Phil Hamilton strolled down the street. It was a warm night, quiet, not a lot had happened. Even the pubs had turned out quietly. Then he noticed a figure step out of a doorway, the figure carried a bundle and it slithered away into the shadows and the darkness.
Then another followed.
Then another.
Then another and another and another.
Hamilton counted ten and then gave up counting but still they came out and disappeared separately into the gloom, all running from the same close. He quickened his pace. He fancied he knew what had happened, a bottling, maybe one had knifed another badly enough to cause a panic. He reached the close mouth. The stench of sweat and stale breath hung solidly in warm still air of the close. He went into the close, torch in one hand, truncheon in the other, one room at a time, one flat at a time, all were empty but all revealed signs of recent human habitation, piles of newsprint used as bedding, remains of fish supper carry-outs, once he came across a down-and-out curled up in a foetal position, snoring heavily and too comatose to have been wakened by the commotion. Hamilton inched up the stair, ‘proceeding with caution’.

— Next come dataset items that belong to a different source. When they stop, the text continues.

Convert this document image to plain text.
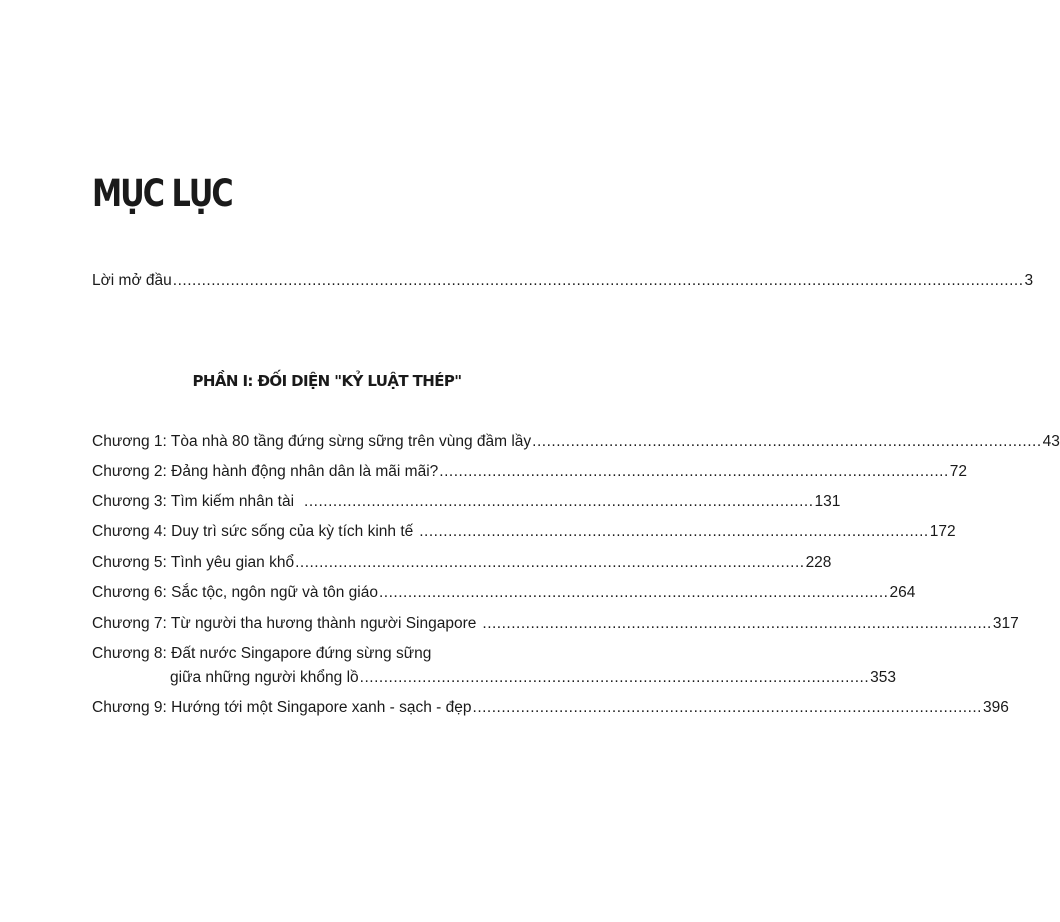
MỤC LỤC
Lời mở đầu ................................................................................................................................................................................. 3
PHẦN I: ĐỐI DIỆN "KỶ LUẬT THÉP"
Chương 1: Tòa nhà 80 tầng đứng sừng sững trên vùng đầm lầy .......................................................................................................... 43
Chương 2: Đảng hành động nhân dân là mãi mãi? .......................................................................................................... 72
Chương 3: Tìm kiếm nhân tài .......................................................................................................... 131
Chương 4: Duy trì sức sống của kỳ tích kinh tế .......................................................................................................... 172
Chương 5: Tình yêu gian khổ .......................................................................................................... 228
Chương 6: Sắc tộc, ngôn ngữ và tôn giáo .......................................................................................................... 264
Chương 7: Từ người tha hương thành người Singapore .......................................................................................................... 317
Chương 8: Đất nước Singapore đứng sừng sững
giữa những người khổng lồ .......................................................................................................... 353
Chương 9: Hướng tới một Singapore xanh - sạch - đẹp .......................................................................................................... 396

He smelled the body before he saw it. A sickly sweet, nauseating smell. And the body, lying there, contorted and stiff with rigor marks, her innards spilling out between her ripped clothing, heaving with maggots, and her blood, dry and black on the floor, on each wall. It was, thought Hamilton, stepping back, gagging for breathable air, as if she had been torn apart by a demon. He returned to the room, snatched up the handbag lying close to the body, opened it, a transcard, a few letters, a driver’s licence, all bearing the same name. He clutched his radio and radioed for assistance, a Code 41, believed to be one Toni Durham.